Konut, birey veya aile için istikrar ve güvenliğin temeli. Sosyal, duygusal ve bazen ekonomik hayatımızın merkezi olan ev, bir sığınak yani barış, güvenlik ve haysiyet içinde yaşanacak bir yer olmalı. Ancak konut, giderek artan bir şekilde meta olarak görülüyor. Oysa barınma, insanın en temel ve önemli haklarından biri. Uluslararası hukuka göre barınma hakkı, tahliye edilme veya evinizin veya topraklarınızın ellerinizden alınması konusunda endişelenmenize gerek kalmaması anlamına gelir. Kültürünüze uygun bir yerde yaşamak ve uygun hizmetlere, okullara ve işe erişime sahip olmak anlamına gelir. Türkiye Cumhuriyeti Anayasası da devletin altına imza attığı uluslararası sözleşmeler de bu hakkı tanır ve koruma altına alır.
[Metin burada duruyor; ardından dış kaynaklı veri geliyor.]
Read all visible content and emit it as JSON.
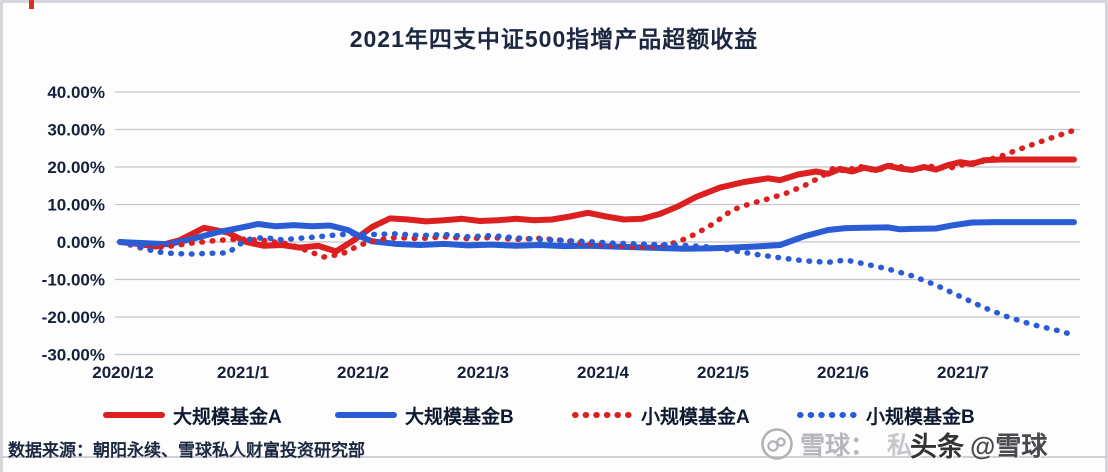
{
  "title": "2021年四支中证500指增产品超额收益",
  "source_note": "数据来源：朝阳永续、雪球私人财富投资研究部",
  "watermark": {
    "logo": "xueqiu-snowball-logo",
    "prefix_light": "雪球：",
    "faint": "私",
    "bold": "头条",
    "suffix": "@雪球"
  },
  "colors": {
    "red_series": "#dc2020",
    "blue_series": "#2a5cd5",
    "gridline": "#c6c6cc",
    "axis_text": "#15203a",
    "title_text": "#1c2740"
  },
  "legend": [
    {
      "label": "大规模基金A",
      "color": "#dc2020",
      "style": "solid"
    },
    {
      "label": "大规模基金B",
      "color": "#2a5cd5",
      "style": "solid"
    },
    {
      "label": "小规模基金A",
      "color": "#dc2020",
      "style": "dotted"
    },
    {
      "label": "小规模基金B",
      "color": "#2a5cd5",
      "style": "dotted"
    }
  ],
  "chart_data": {
    "type": "line",
    "title": "2021年四支中证500指增产品超额收益",
    "x_axis": {
      "labels": [
        "2020/12",
        "2021/1",
        "2021/2",
        "2021/3",
        "2021/4",
        "2021/5",
        "2021/6",
        "2021/7"
      ],
      "unit": "month"
    },
    "y_axis": {
      "labels": [
        "40.00%",
        "30.00%",
        "20.00%",
        "10.00%",
        "0.00%",
        "-10.00%",
        "-20.00%",
        "-30.00%"
      ],
      "values": [
        40,
        30,
        20,
        10,
        0,
        -10,
        -20,
        -30
      ],
      "min": -30,
      "max": 40,
      "grid": true
    },
    "legend_position": "bottom",
    "series": [
      {
        "name": "大规模基金A",
        "color": "#dc2020",
        "style": "solid",
        "points": [
          [
            0,
            0
          ],
          [
            0.15,
            -0.5
          ],
          [
            0.3,
            -1.2
          ],
          [
            0.5,
            0.5
          ],
          [
            0.7,
            3.8
          ],
          [
            0.9,
            2.5
          ],
          [
            1.05,
            0
          ],
          [
            1.2,
            -1
          ],
          [
            1.35,
            -0.8
          ],
          [
            1.5,
            -1.5
          ],
          [
            1.65,
            -1
          ],
          [
            1.8,
            -2.5
          ],
          [
            1.95,
            0.5
          ],
          [
            2.1,
            4
          ],
          [
            2.25,
            6.3
          ],
          [
            2.4,
            6
          ],
          [
            2.55,
            5.5
          ],
          [
            2.7,
            5.8
          ],
          [
            2.85,
            6.2
          ],
          [
            3.0,
            5.6
          ],
          [
            3.15,
            5.8
          ],
          [
            3.3,
            6.2
          ],
          [
            3.45,
            5.8
          ],
          [
            3.6,
            6.0
          ],
          [
            3.75,
            6.8
          ],
          [
            3.9,
            7.8
          ],
          [
            4.05,
            6.8
          ],
          [
            4.2,
            6.0
          ],
          [
            4.35,
            6.2
          ],
          [
            4.5,
            7.5
          ],
          [
            4.65,
            9.5
          ],
          [
            4.8,
            12
          ],
          [
            5.0,
            14.5
          ],
          [
            5.2,
            16
          ],
          [
            5.4,
            17
          ],
          [
            5.5,
            16.5
          ],
          [
            5.65,
            18
          ],
          [
            5.8,
            18.8
          ],
          [
            5.9,
            18.2
          ],
          [
            6.0,
            19.5
          ],
          [
            6.1,
            18.8
          ],
          [
            6.2,
            19.8
          ],
          [
            6.3,
            19.2
          ],
          [
            6.4,
            20.3
          ],
          [
            6.5,
            19.6
          ],
          [
            6.6,
            19.2
          ],
          [
            6.7,
            20
          ],
          [
            6.8,
            19.3
          ],
          [
            6.9,
            20.5
          ],
          [
            7.0,
            21.3
          ],
          [
            7.1,
            20.8
          ],
          [
            7.2,
            21.8
          ],
          [
            7.35,
            22
          ],
          [
            7.6,
            22
          ],
          [
            7.95,
            22
          ]
        ]
      },
      {
        "name": "大规模基金B",
        "color": "#2a5cd5",
        "style": "solid",
        "points": [
          [
            0,
            0
          ],
          [
            0.2,
            -0.3
          ],
          [
            0.4,
            -0.6
          ],
          [
            0.6,
            0.8
          ],
          [
            0.8,
            2.5
          ],
          [
            1.0,
            3.8
          ],
          [
            1.15,
            4.8
          ],
          [
            1.3,
            4.2
          ],
          [
            1.45,
            4.5
          ],
          [
            1.6,
            4.2
          ],
          [
            1.75,
            4.4
          ],
          [
            1.9,
            3.2
          ],
          [
            2.0,
            1.5
          ],
          [
            2.1,
            0.2
          ],
          [
            2.3,
            -0.5
          ],
          [
            2.5,
            -0.8
          ],
          [
            2.7,
            -0.5
          ],
          [
            2.9,
            -0.9
          ],
          [
            3.1,
            -0.7
          ],
          [
            3.3,
            -1
          ],
          [
            3.5,
            -0.8
          ],
          [
            3.7,
            -1.1
          ],
          [
            3.9,
            -1
          ],
          [
            4.1,
            -1.2
          ],
          [
            4.3,
            -1.4
          ],
          [
            4.5,
            -1.6
          ],
          [
            4.7,
            -1.8
          ],
          [
            4.9,
            -1.7
          ],
          [
            5.1,
            -1.5
          ],
          [
            5.3,
            -1.2
          ],
          [
            5.5,
            -0.8
          ],
          [
            5.7,
            1.5
          ],
          [
            5.9,
            3.2
          ],
          [
            6.05,
            3.7
          ],
          [
            6.2,
            3.8
          ],
          [
            6.4,
            3.9
          ],
          [
            6.5,
            3.4
          ],
          [
            6.6,
            3.5
          ],
          [
            6.8,
            3.6
          ],
          [
            6.95,
            4.5
          ],
          [
            7.1,
            5.2
          ],
          [
            7.3,
            5.3
          ],
          [
            7.6,
            5.3
          ],
          [
            7.95,
            5.3
          ]
        ]
      },
      {
        "name": "小规模基金A",
        "color": "#dc2020",
        "style": "dotted",
        "points": [
          [
            0,
            0
          ],
          [
            0.2,
            -1.8
          ],
          [
            0.4,
            -1.2
          ],
          [
            0.6,
            -0.3
          ],
          [
            0.8,
            0.4
          ],
          [
            1.0,
            0.8
          ],
          [
            1.2,
            0.4
          ],
          [
            1.4,
            -0.5
          ],
          [
            1.55,
            -2.2
          ],
          [
            1.7,
            -4
          ],
          [
            1.85,
            -3.2
          ],
          [
            2.0,
            -0.8
          ],
          [
            2.15,
            0.6
          ],
          [
            2.3,
            1.2
          ],
          [
            2.5,
            0.9
          ],
          [
            2.7,
            1.4
          ],
          [
            2.9,
            0.9
          ],
          [
            3.1,
            1.2
          ],
          [
            3.3,
            0.7
          ],
          [
            3.5,
            1.0
          ],
          [
            3.7,
            0.4
          ],
          [
            3.9,
            -0.4
          ],
          [
            4.1,
            -0.9
          ],
          [
            4.3,
            -1.4
          ],
          [
            4.5,
            -1.1
          ],
          [
            4.65,
            0
          ],
          [
            4.8,
            2.2
          ],
          [
            4.95,
            5
          ],
          [
            5.1,
            8.5
          ],
          [
            5.25,
            10.2
          ],
          [
            5.4,
            11.5
          ],
          [
            5.55,
            13
          ],
          [
            5.7,
            15
          ],
          [
            5.85,
            17.5
          ],
          [
            5.95,
            19.8
          ],
          [
            6.05,
            18.8
          ],
          [
            6.15,
            20.3
          ],
          [
            6.3,
            19
          ],
          [
            6.45,
            20.6
          ],
          [
            6.6,
            19.2
          ],
          [
            6.75,
            20.2
          ],
          [
            6.9,
            19.6
          ],
          [
            7.05,
            20.8
          ],
          [
            7.2,
            21.6
          ],
          [
            7.35,
            23
          ],
          [
            7.5,
            24.8
          ],
          [
            7.65,
            26.5
          ],
          [
            7.8,
            28.2
          ],
          [
            7.95,
            29.8
          ]
        ]
      },
      {
        "name": "小规模基金B",
        "color": "#2a5cd5",
        "style": "dotted",
        "points": [
          [
            0,
            0
          ],
          [
            0.15,
            -1.2
          ],
          [
            0.3,
            -2.6
          ],
          [
            0.45,
            -3.1
          ],
          [
            0.6,
            -3.2
          ],
          [
            0.75,
            -3.0
          ],
          [
            0.9,
            -2.9
          ],
          [
            1.05,
            0.6
          ],
          [
            1.2,
            1.2
          ],
          [
            1.35,
            0.6
          ],
          [
            1.5,
            1.0
          ],
          [
            1.65,
            1.4
          ],
          [
            1.8,
            1.9
          ],
          [
            1.95,
            2.2
          ],
          [
            2.1,
            2.0
          ],
          [
            2.3,
            2.2
          ],
          [
            2.5,
            1.7
          ],
          [
            2.7,
            2.0
          ],
          [
            2.9,
            1.4
          ],
          [
            3.1,
            1.7
          ],
          [
            3.3,
            1.1
          ],
          [
            3.5,
            0.7
          ],
          [
            3.7,
            0.4
          ],
          [
            3.9,
            0.1
          ],
          [
            4.1,
            -0.3
          ],
          [
            4.3,
            -0.5
          ],
          [
            4.5,
            -0.7
          ],
          [
            4.7,
            -0.9
          ],
          [
            4.9,
            -1.3
          ],
          [
            5.1,
            -2.2
          ],
          [
            5.3,
            -3.3
          ],
          [
            5.5,
            -4.2
          ],
          [
            5.7,
            -5.0
          ],
          [
            5.9,
            -5.4
          ],
          [
            6.05,
            -4.8
          ],
          [
            6.2,
            -5.8
          ],
          [
            6.4,
            -7.2
          ],
          [
            6.6,
            -9.0
          ],
          [
            6.8,
            -11.5
          ],
          [
            7.0,
            -14.5
          ],
          [
            7.2,
            -17.5
          ],
          [
            7.4,
            -20
          ],
          [
            7.6,
            -22
          ],
          [
            7.8,
            -23.5
          ],
          [
            7.95,
            -24.8
          ]
        ]
      }
    ]
  }
}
“Herkesin, kendisinin ve ailesinin sağlığı ve iyi yaşaması i.in yeterli yaşama standartlarına hakkı vardır; bu hak, beslenme, giyim, konut, tıbbi bakım ile gerekli toplumsal hizmetleri ve işsizlik, hastalık, sakatlık, dulluk, yaşlılık ya da kendi denetiminin dışındaki koşullardan kaynaklanan başka geçimini sağlayamama durumlarında güvenlik hakkını da kapsar.” (İnsan Hakları Evrensel Bildirgesi, Madde 25)
“Devlet, şehirlerin özelliklerini ve çevre şartlarını gözeten bir planlama çerçevesinde, konut ihtiyacını karşılayacak tedbirleri alır, ayrıca toplu konut teşebbüslerini destekler.”
(T.C. Anayasası, Madde 57)
ZAM ŞAMPİYONU KAĞITHANE
İstanbul Planlama Ajansı (İPA), 100 metrekarelik bir apartman dairesini esas alarak Aralık 2021 ile Aralık 2022’de istenen ortalama aylık kiraları semtlere göre kıyasladı. Buna göre son bir yılın zam şampiyonu ne Kadıköy ne de Beşiktaş, şampiyon yüzde 259 ile Kağıthane. Ardından Esenler ve Bağcılar geliyor.
15 DAKİKALIK ŞEHİR”LER ÇÖZÜM OLABİLİR Mİ?
“15 Dakikalık Şehir” olarak adlandırılan şehir planlama modeli, Fransız-Kolombiyalı bilim insanı Carlos Moreno tarafından otomobil hegemonyasının üstesinden gelmeye ve daha sürdürülebilir insan merkezli kentsel çevreler yaratmaya yardımcı olmak için geliştirildi.
Moreno, bu modelle ilgili fikirlerini ilk kez 2016’da açıkladı. Bu modelde insanlar hem evlerine hem de iş yerlerine kısa bir yürüyüş veya bisikletle erişebilecekleri merkez. olmayan şehirlerde yaşıyorlar. Gıda, sağlık, eğitim ve kültür tesislerine de araçsız olarak çeyrek saat içinde ulaşılabiliyor. Taşıtlara olan bağımlılığı bu şekilde azaltmanın, fosil yakıt kullanımının, karbon emisyonlarının ve hava kirliliğinin azaltılmasına ve dolayısıyla hem insanların hem de gezegenin sağlığının iyileştirilmesine yardımcı olabileceği düşünülüyor.
Otomobil kullanımının azaltılarak yürümenin veya bisiklete binmenin teşvik edilmesi, kentlilerin sağlığı üzerinde de olumlu etkiler yaratıyor. İşe gidip gelme süresini kısaltmak, onların daha iyi bir iş-yaşam dengesi kurmalarına yardımcı oluyor.
Moreno’nun yerel kültürlere ve ihtiyaçlara uyacak şekilde uyarlanabilen projesi, 2020 seçimlerinde danışmanlık yaptığı Paris Belediye Başkanı Anne Hidalgo tarafından popüler hâle getirildi. Yöntem, İstanbul gibi metropollerin daha da büyümesini durduracağı gibi rant gelirini teşvik etmediğinden barınma sorununu da ortadan kaldırabilir.